Uitspraak
uitspraak van de voorzieningenrechter van 20 juni 2023 in de zaak tussen
[naam 2] , [naam 3] en [naam 4], allen uit [woonplaats 1] , verzoekers
Rechtbank Limburg
In deze uitspraak van de voorzieningenrechter van de Rechtbank Limburg, zittingsplaats Roermond, wordt het verzoek om een voorlopige voorziening van verzoekers afgewezen. Verzoekers, bewoners van een woonwagenstandplaats, hadden een betoging aangekondigd op deze locatie, maar de burgemeester van Kerkrade verbood deze betoging op basis van artikel 5 van de Wet openbare manifestaties (Wom). De burgemeester stelde dat de woonwagen op de standplaats asbest bevatte, wat een acuut gevaar voor de gezondheid van de verzoekers met zich meebracht. Verzoekers maakten bezwaar tegen dit verbod en vroegen om een voorlopige voorziening.

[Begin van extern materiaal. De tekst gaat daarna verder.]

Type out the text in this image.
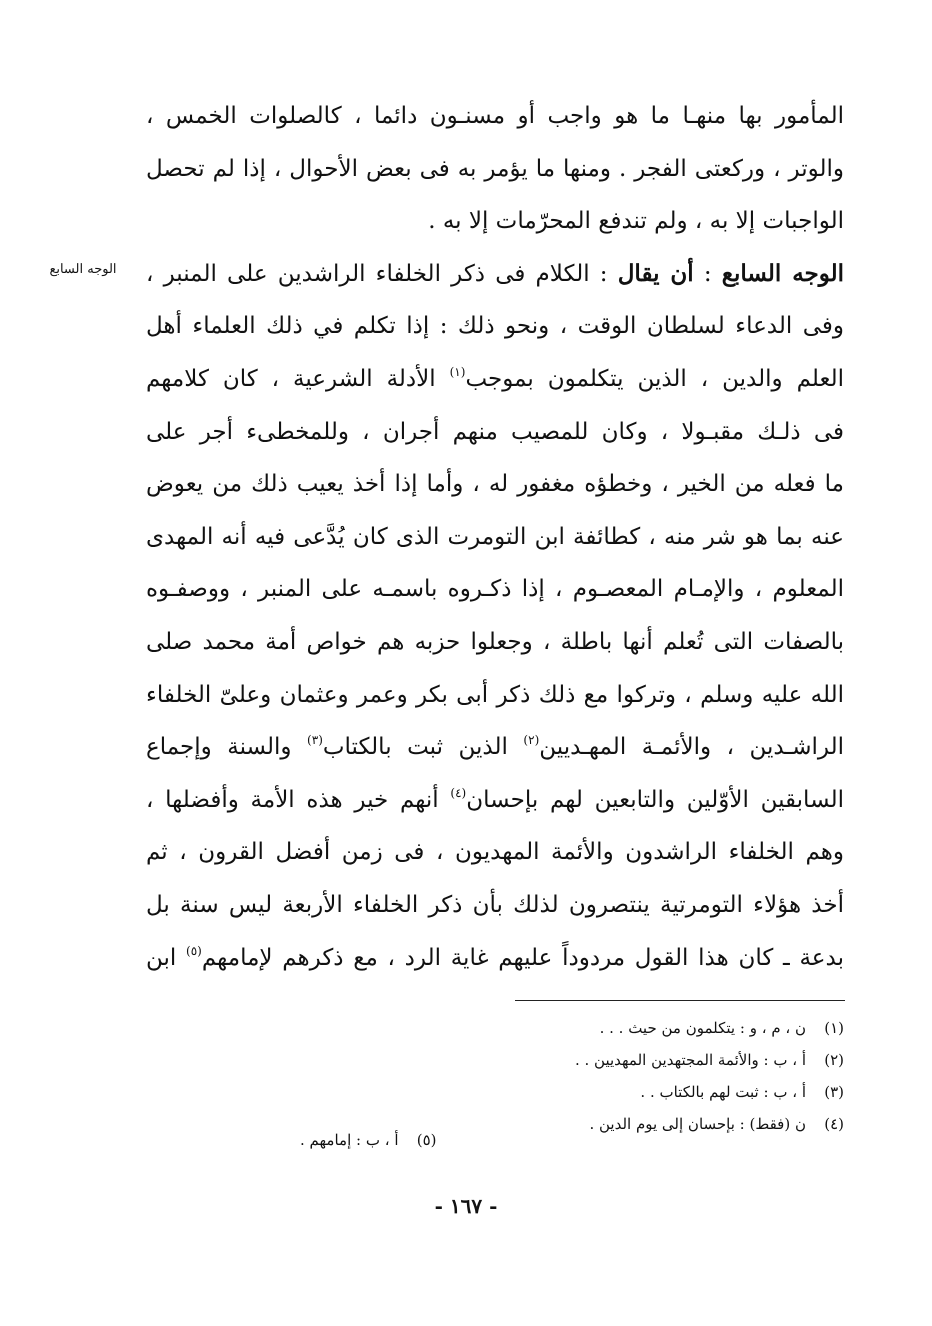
الوجه السابع
المأمور بها منهـا ما هو واجب أو مسنـون دائما ، كالصلوات الخمس ،
والوتر ، وركعتى الفجر . ومنها ما يؤمر به فى بعض الأحوال ، إذا لم تحصل
الواجبات إلا به ، ولم تندفع المحرّمات إلا به .
الوجه السابع : أن يقال : الكلام فى ذكر الخلفاء الراشدين على المنبر ،
وفى الدعاء لسلطان الوقت ، ونحو ذلك : إذا تكلم في ذلك العلماء أهل
العلم والدين ، الذين يتكلمون بموجب$^{(١)}$ الأدلة الشرعية ، كان كلامهم
فى ذلـك مقبـولا ، وكان للمصيب منهم أجران ، وللمخطىء أجر على
ما فعله من الخير ، وخطؤه مغفور له ، وأما إذا أخذ يعيب ذلك من يعوض
عنه بما هو شر منه ، كطائفة ابن التومرت الذى كان يُدَّعى فيه أنه المهدى
المعلوم ، والإمـام المعصـوم ، إذا ذكـروه باسمـه على المنبر ، ووصفـوه
بالصفات التى تُعلم أنها باطلة ، وجعلوا حزبه هم خواص أمة محمد صلى
الله عليه وسلم ، وتركوا مع ذلك ذكر أبى بكر وعمر وعثمان وعلىّ الخلفاء
الراشـدين ، والأئمـة المهـديين$^{(٢)}$ الذين ثبت بالكتاب$^{(٣)}$ والسنة وإجماع
السابقين الأوّلين والتابعين لهم بإحسان$^{(٤)}$ أنهم خير هذه الأمة وأفضلها ،
وهم الخلفاء الراشدون والأئمة المهديون ، فى زمن أفضل القرون ، ثم
أخذ هؤلاء التومرتية ينتصرون لذلك بأن ذكر الخلفاء الأربعة ليس سنة بل
بدعة ـ كان هذا القول مردوداً عليهم غاية الرد ، مع ذكرهم لإمامهم$^{(٥)}$ ابن
(١)ن ، م ، و : يتكلمون من حيث . . .
(٢)أ ، ب : والأئمة المجتهدين المهديين . .
(٣)أ ، ب : ثبت لهم بالكتاب . .
(٤)ن (فقط) : بإحسان إلى يوم الدين .
(٥)أ ، ب : إمامهم .
- ١٦٧ -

De voorzieningenrechter oordeelde dat de burgemeester de betoging niet op grond van artikel 5 van de Wom had mogen verbieden, omdat de locatie geen openbare plaats is. Echter, de voorzieningenrechter concludeerde dat de burgemeester op basis van artikel 8 van de Wom de betoging wel mocht beëindigen ter voorkoming van wanordelijkheden. De voorzieningenrechter weegt de belangen van verzoekers tegen die van de burgemeester en komt tot de conclusie dat de belangen van de burgemeester zwaarder wegen. Daarom werd het verzoek om een voorlopige voorziening afgewezen, wat betekent dat verzoekers niet op de locatie mogen betogen. De uitspraak werd gedaan op 20 juni 2023.